Trustee Bill Grabarek urged fellow trustees to consider tabling the issue, saying he had concerns abut Geneva developer ShoDeen. Grabarek spoke about a foreclosure lawsuit the developer is facing in which Bank of America is seeking nearly $40 million.
“There could be a credible argument put out there to table everything … until we have information about the financial validity of the Elburn Station project,” Grabarek said.
ShoDeen is fighting that suit, and company president Dave Patzelt said there was no reason to question its financial condition.
“We’re continuing to run our business as we have the last 50 years,” said Patzelt, who pointed out the lawsuit was filed months ago. “We are continuing to build homes every day of the week.”
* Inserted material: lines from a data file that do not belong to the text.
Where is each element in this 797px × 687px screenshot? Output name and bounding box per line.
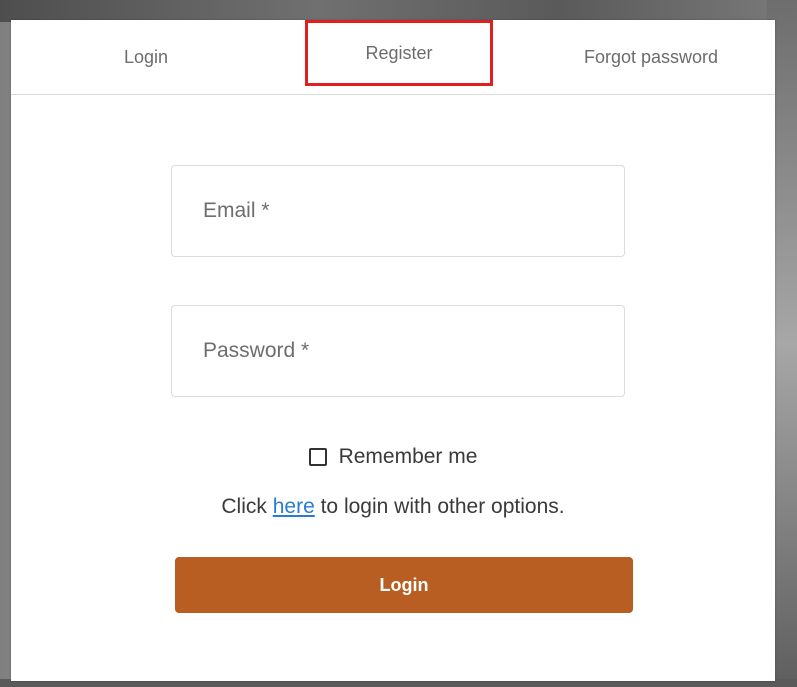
other-options-text: Click here to login with other options. bbox=[11, 495, 775, 519]
login-modal: Login Register Forgot password Email * P… bbox=[11, 20, 775, 681]
other-options-prefix: Click bbox=[221, 495, 273, 518]
email-placeholder: Email * bbox=[203, 199, 270, 222]
login-button-label: Login bbox=[379, 574, 429, 595]
password-field[interactable]: Password * bbox=[171, 305, 625, 397]
tab-forgot-password[interactable]: Forgot password bbox=[551, 20, 751, 94]
login-button[interactable]: Login bbox=[175, 557, 633, 613]
tab-register[interactable]: Register bbox=[305, 20, 493, 86]
tab-forgot-label: Forgot password bbox=[583, 46, 719, 67]
tab-login[interactable]: Login bbox=[81, 20, 211, 94]
email-field[interactable]: Email * bbox=[171, 165, 625, 257]
tab-register-label: Register bbox=[365, 42, 433, 63]
remember-me-checkbox[interactable] bbox=[308, 448, 327, 466]
remember-me-row: Remember me bbox=[11, 445, 775, 469]
other-options-link[interactable]: here bbox=[273, 495, 315, 518]
auth-tabs: Login Register Forgot password bbox=[11, 20, 775, 95]
other-options-suffix: to login with other options. bbox=[314, 495, 565, 518]
remember-me-label: Remember me bbox=[338, 445, 478, 468]
password-placeholder: Password * bbox=[203, 339, 310, 362]
background-top bbox=[0, 0, 797, 22]
tab-login-label: Login bbox=[123, 46, 169, 67]
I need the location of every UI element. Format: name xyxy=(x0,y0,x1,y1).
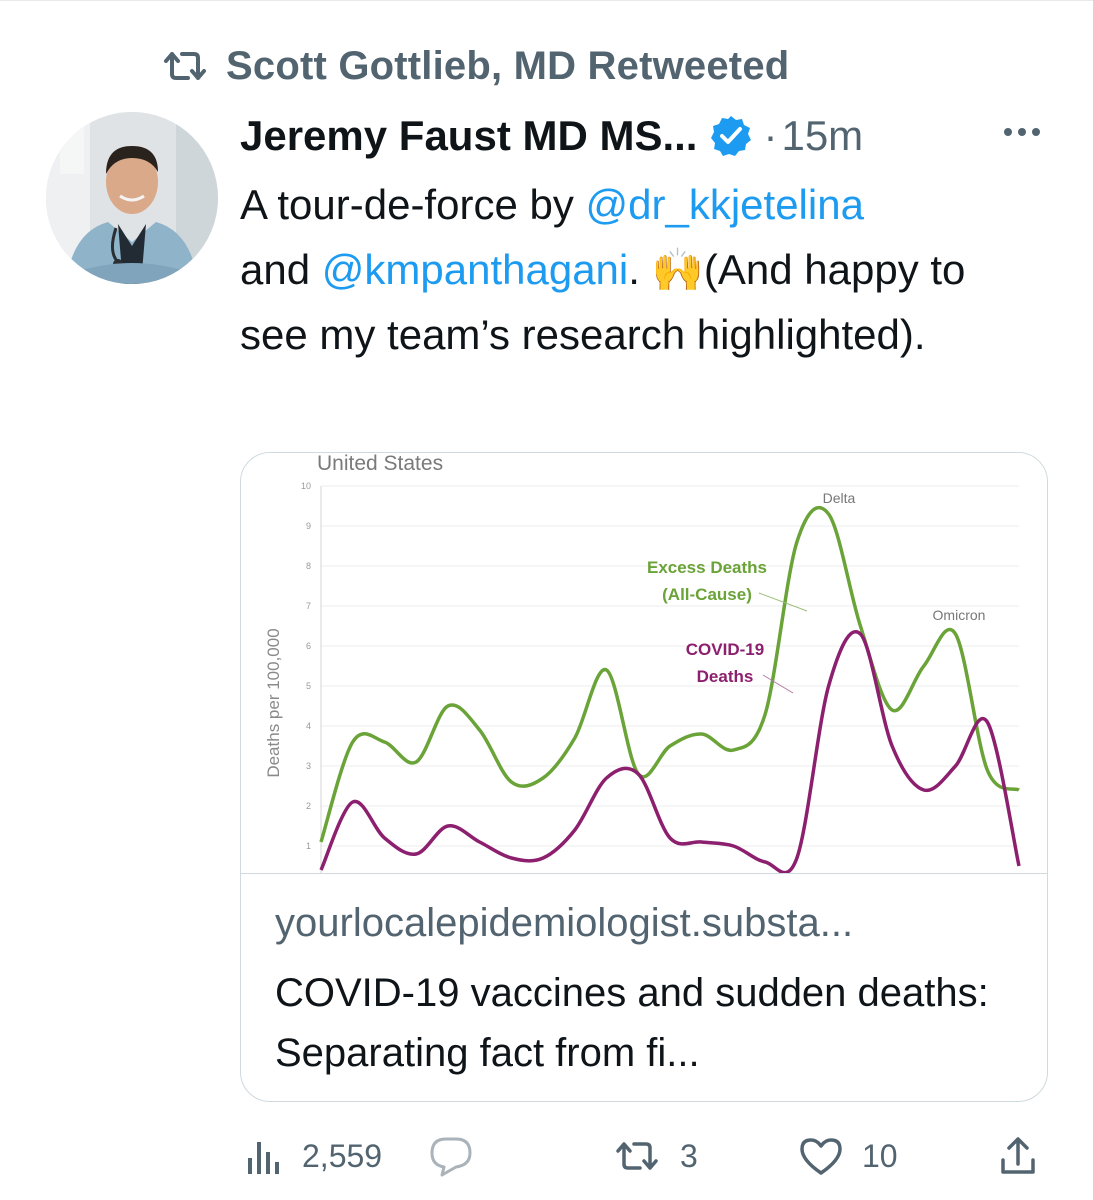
y-tick-label: 6 xyxy=(306,641,311,651)
y-tick-label: 8 xyxy=(306,561,311,571)
reply-icon xyxy=(430,1137,472,1177)
annotation-excess-line1: Excess Deaths xyxy=(647,558,767,577)
like-button[interactable]: 10 xyxy=(798,1126,898,1186)
retweet-context-label: Scott Gottlieb, MD Retweeted xyxy=(226,43,790,88)
tweet-actions: 2,559 3 10 xyxy=(0,1126,1093,1186)
author-name[interactable]: Jeremy Faust MD MS... xyxy=(240,112,697,160)
card-image[interactable]: United States Deaths per 100,000 1 2 3 4 5 6 7… xyxy=(241,453,1047,874)
annotation-omicron: Omicron xyxy=(933,607,986,623)
tweet-text-part: and xyxy=(240,246,322,293)
card-domain: yourlocalepidemiologist.substa... xyxy=(275,901,854,945)
more-icon xyxy=(1004,128,1040,136)
views-button[interactable]: 2,559 xyxy=(244,1126,382,1186)
chart: United States Deaths per 100,000 1 2 3 4 5 6 7… xyxy=(264,453,1021,873)
card-title: COVID-19 vaccines and sudden deaths: Sep… xyxy=(275,971,989,1075)
views-count: 2,559 xyxy=(302,1137,383,1174)
y-tick-label: 3 xyxy=(306,761,311,771)
annotation-covid-line1: COVID-19 xyxy=(686,640,764,659)
tweet-header: Jeremy Faust MD MS... · 15m xyxy=(240,108,863,164)
y-tick-label: 9 xyxy=(306,521,311,531)
top-divider xyxy=(0,0,1093,1)
mention-link[interactable]: @kmpanthagani xyxy=(322,246,629,293)
tweet-text-part: . xyxy=(628,246,652,293)
annotation-covid-leader xyxy=(762,674,794,694)
y-tick-label: 1 xyxy=(306,841,311,851)
retweet-context[interactable]: Scott Gottlieb, MD Retweeted xyxy=(160,42,789,90)
retweet-icon xyxy=(616,1142,658,1170)
heart-icon xyxy=(800,1138,842,1175)
reply-button[interactable] xyxy=(428,1126,492,1186)
more-options-button[interactable] xyxy=(998,112,1046,152)
avatar[interactable] xyxy=(46,112,218,284)
y-tick-label: 4 xyxy=(306,721,311,731)
y-axis-label: Deaths per 100,000 xyxy=(264,628,283,777)
chart-title: United States xyxy=(317,453,443,475)
share-button[interactable] xyxy=(998,1126,1038,1186)
tweet-text-part: A tour-de-force by xyxy=(240,181,586,228)
annotation-covid-line2: Deaths xyxy=(697,667,754,686)
y-tick-label: 10 xyxy=(301,481,311,491)
like-count: 10 xyxy=(862,1137,898,1174)
verified-badge-icon[interactable] xyxy=(709,114,753,158)
y-tick-label: 2 xyxy=(306,801,311,811)
annotation-excess-line2: (All-Cause) xyxy=(662,585,752,604)
retweet-icon xyxy=(164,52,206,80)
retweet-button[interactable]: 3 xyxy=(612,1126,698,1186)
link-card[interactable]: United States Deaths per 100,000 1 2 3 4 5 6 7… xyxy=(240,452,1048,1102)
annotation-delta: Delta xyxy=(823,490,856,506)
share-icon xyxy=(1001,1137,1035,1174)
analytics-icon xyxy=(248,1142,279,1174)
separator-dot: · xyxy=(763,112,778,159)
raising-hands-emoji: 🙌 xyxy=(651,245,704,294)
retweet-count: 3 xyxy=(680,1137,698,1174)
tweet-text: A tour-de-force by @dr_kkjetelinaand @km… xyxy=(240,172,1030,367)
timestamp[interactable]: 15m xyxy=(781,112,863,160)
mention-link[interactable]: @dr_kkjetelina xyxy=(586,181,864,228)
y-tick-label: 7 xyxy=(306,601,311,611)
y-tick-label: 5 xyxy=(306,681,311,691)
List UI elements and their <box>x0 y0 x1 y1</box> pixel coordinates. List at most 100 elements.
The plans for Elburn Station would bring more than 2,200 homes by ShoDeen, including more than 1,300 apartments, to the village over the next two decades. But the plans have been debated throughout the year, and potential target dates for votes have come and gone. Village President Dave Anderson has said because the issue is so important – it potentially could double the population of the village – he wants to be sure all trustees are present when the vote takes place.
Elburn Station was not on Monday’s agenda, even though all trustees were in attendance. Some trustees indicated there was an issue to resolve, but Patzelt said he thought the only holdup was that not all trustees had been at meetings over the last few months. In fact, the vote won’t happen on Oct. 1 because Grabarek won’t be there.
Patzelt said he has not, in his 20 years in the development business, seen a vote being put off for so many months. He suggested perhaps the village could call a special meeting to address the subject.
Grabarek made his comments at Monday’s meeting after Trustee Jeff Walter asked about Elburn Station, noting it was not on the agenda. Before moving on to the next agenda item, Grabarek offered his comments. The village’s boundary must be extended to annex the land, allowing ShoDeen to begin building. Grabarek said if the land were to be annexed into the village, it would reduce the village’s control over the land.
Reached Tuesday, Grabarek said it might be prudent to wait.
“Once you approve the annexation and it comes in, you no longer have meaningful control over it,” he said. “A developer, whoever it may be that owns it, can always run to the court if we don’t like modifications on the plan. A court could easily look favorably on that allegation and say, ‘You are right, developer. It’s clear you can’t make money as it’s presently designed, so you should be allowed to put in whatever the heck it might be.’ And I don’t know what it might be.”
Patzelt said the village wouldn’t be at risk if the land were annexed. ShoDeen has no intention of building out the project immediately.
“If right now all you are doing is approving zoning and a plan for the land, you are not approving the final engineering and not approving a shovel to be stuck in the ground and not approving the village to put in any money,” Patzel said.
Grabarek said he expects the subject to be an issue as the April municipal election nears. Candidates throughout the area have been declaring their intentions for the election, and in Elburn, the terms of Village President Dave Anderson and Trustees Ken Anderson, Jerry Schmidt and Jeff Walter will be up.
“It’s there already,” Grabarek said. “I’ve heard residents say this is an election issue.”